One doesn't have to follow the same-sex marriage debate for long to recognize a strain of human tendencies with which I became familiar as an ideological minority in the college classroom.
As I duked it out with the professor, most of the students would rush to take his or her side (silence from others being an indicator that they may have feared to take mine), and any excuse to affirm their position would spark a declaration of the form, "See! That's conclusive." Sometimes the catalyst was a reasonable (but not decisive) point, but just as often it was a wholly inadequate analogy or even just a superficial semantic twisting of my own arguments.
Such is the Providence Journal's seconding of former U.S. Congressman and former Libertarian presidential candidate Bob Barr's recent op-ed arguing for repeal of the Defense of Marriage Act (DOMA). Barr's key point is utterly nonsensical:
In effect, DOMA's language reflects one-way federalism: It protects only those states that don't want to accept a same-sex marriage granted by another state.

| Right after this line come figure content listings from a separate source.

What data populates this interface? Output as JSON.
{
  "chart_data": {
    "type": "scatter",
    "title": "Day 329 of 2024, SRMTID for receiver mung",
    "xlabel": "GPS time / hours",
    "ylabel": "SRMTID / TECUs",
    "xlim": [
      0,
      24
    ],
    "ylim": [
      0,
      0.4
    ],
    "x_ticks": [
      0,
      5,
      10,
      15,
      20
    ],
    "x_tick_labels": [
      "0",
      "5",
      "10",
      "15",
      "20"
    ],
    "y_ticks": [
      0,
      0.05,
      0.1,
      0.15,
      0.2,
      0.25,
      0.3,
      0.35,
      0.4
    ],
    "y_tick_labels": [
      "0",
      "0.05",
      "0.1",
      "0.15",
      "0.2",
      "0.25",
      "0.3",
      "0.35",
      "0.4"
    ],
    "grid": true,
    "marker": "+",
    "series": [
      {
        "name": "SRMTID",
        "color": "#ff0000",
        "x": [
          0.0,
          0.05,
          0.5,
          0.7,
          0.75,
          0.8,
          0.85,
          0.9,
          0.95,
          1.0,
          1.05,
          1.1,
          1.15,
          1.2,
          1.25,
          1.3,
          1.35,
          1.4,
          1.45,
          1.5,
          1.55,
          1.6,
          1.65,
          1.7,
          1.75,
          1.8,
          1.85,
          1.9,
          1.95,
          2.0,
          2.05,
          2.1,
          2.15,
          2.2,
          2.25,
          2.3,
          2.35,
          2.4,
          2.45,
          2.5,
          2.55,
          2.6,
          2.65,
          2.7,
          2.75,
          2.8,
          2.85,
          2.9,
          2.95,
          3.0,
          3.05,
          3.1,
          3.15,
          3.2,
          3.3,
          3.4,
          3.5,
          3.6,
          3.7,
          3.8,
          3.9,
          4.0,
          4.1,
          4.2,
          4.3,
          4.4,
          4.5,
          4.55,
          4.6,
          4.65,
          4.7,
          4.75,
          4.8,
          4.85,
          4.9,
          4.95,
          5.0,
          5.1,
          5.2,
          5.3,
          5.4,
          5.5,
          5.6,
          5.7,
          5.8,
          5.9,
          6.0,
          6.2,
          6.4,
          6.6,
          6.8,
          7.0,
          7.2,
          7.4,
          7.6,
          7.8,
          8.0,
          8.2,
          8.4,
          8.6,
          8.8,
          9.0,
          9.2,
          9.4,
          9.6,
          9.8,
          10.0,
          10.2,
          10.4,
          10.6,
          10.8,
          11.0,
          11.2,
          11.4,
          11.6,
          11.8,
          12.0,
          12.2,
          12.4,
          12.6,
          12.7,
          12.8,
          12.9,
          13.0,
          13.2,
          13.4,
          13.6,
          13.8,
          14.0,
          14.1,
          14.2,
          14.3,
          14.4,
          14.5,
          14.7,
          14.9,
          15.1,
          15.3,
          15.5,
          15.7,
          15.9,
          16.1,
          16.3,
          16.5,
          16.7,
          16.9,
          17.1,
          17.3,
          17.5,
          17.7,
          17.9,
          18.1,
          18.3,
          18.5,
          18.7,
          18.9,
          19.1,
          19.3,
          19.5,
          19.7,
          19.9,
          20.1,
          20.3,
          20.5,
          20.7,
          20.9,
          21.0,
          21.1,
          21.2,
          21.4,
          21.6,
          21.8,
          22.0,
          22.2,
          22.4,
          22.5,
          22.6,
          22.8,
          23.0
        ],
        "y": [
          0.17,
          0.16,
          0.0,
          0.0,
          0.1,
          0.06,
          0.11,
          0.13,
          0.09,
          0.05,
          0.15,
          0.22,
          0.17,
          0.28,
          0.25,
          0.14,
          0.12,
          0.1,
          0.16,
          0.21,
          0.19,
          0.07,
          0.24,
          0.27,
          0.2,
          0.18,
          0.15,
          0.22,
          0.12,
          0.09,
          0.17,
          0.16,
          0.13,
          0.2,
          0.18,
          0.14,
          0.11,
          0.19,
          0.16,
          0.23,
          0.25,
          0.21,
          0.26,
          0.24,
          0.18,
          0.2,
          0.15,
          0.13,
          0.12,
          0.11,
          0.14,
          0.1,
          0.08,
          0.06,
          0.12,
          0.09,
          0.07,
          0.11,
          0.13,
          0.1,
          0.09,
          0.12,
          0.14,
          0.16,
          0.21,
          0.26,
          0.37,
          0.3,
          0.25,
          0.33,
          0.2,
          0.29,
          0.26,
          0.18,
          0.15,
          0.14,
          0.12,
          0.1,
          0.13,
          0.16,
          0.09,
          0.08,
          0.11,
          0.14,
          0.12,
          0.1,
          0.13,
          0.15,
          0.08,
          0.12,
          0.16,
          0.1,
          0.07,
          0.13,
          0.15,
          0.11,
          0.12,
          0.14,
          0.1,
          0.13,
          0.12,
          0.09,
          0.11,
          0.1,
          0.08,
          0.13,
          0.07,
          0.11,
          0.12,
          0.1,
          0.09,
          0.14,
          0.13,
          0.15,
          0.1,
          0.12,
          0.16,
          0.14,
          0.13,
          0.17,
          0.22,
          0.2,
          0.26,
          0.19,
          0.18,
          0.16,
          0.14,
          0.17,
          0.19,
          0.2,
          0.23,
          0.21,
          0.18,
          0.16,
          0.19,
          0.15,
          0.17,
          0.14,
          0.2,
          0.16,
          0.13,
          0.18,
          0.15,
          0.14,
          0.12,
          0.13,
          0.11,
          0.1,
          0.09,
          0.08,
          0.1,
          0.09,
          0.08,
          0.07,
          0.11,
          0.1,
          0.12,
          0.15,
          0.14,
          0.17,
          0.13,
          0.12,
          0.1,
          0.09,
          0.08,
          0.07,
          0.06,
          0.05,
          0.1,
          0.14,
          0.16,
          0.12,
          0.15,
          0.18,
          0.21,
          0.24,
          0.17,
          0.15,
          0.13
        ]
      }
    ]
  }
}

The Full Faith and Credit clause of the U.S. Constitution doesn't need to be guided in two directions on this matter. It simply isn't plausible to suggest that states that want to recognize same-sex marriage might be forced not to because another state does not.
There are only two actual reasons to support the repeal of DOMA. The first is to curry political favor with the homosexual movement and those who like to feel as if they can play the Right Side of History game on their behalf. The second is to enable the judiciary to force a radical change in the definition of marriage from coast to coast, thus enabling elected officials to allow their proclaimed personal view of marriage to be subverted in a way that leaves their hands clean.
In the process, mounds of verbiage are being piled up to excuse the imposition of a policy preference based on emotion, not reason, and to obscure the implication that supporters, while they may believe democracy to be a nifty principle, are much more interested in crafting the laws to suit their own tastes than supporting their fellow Americans' right to shape their own civil society.
Since becoming a libertarian, Barr learned a little something about the stupidity of legislation restricting people's rights because of their sexual orientation. Did he bolt the GOP because he got tired of playing that card?
Conservatism and libertarianism do not have to be mutually exclusive - Barr's proving it. It's not like he became a flaming liberal overnight.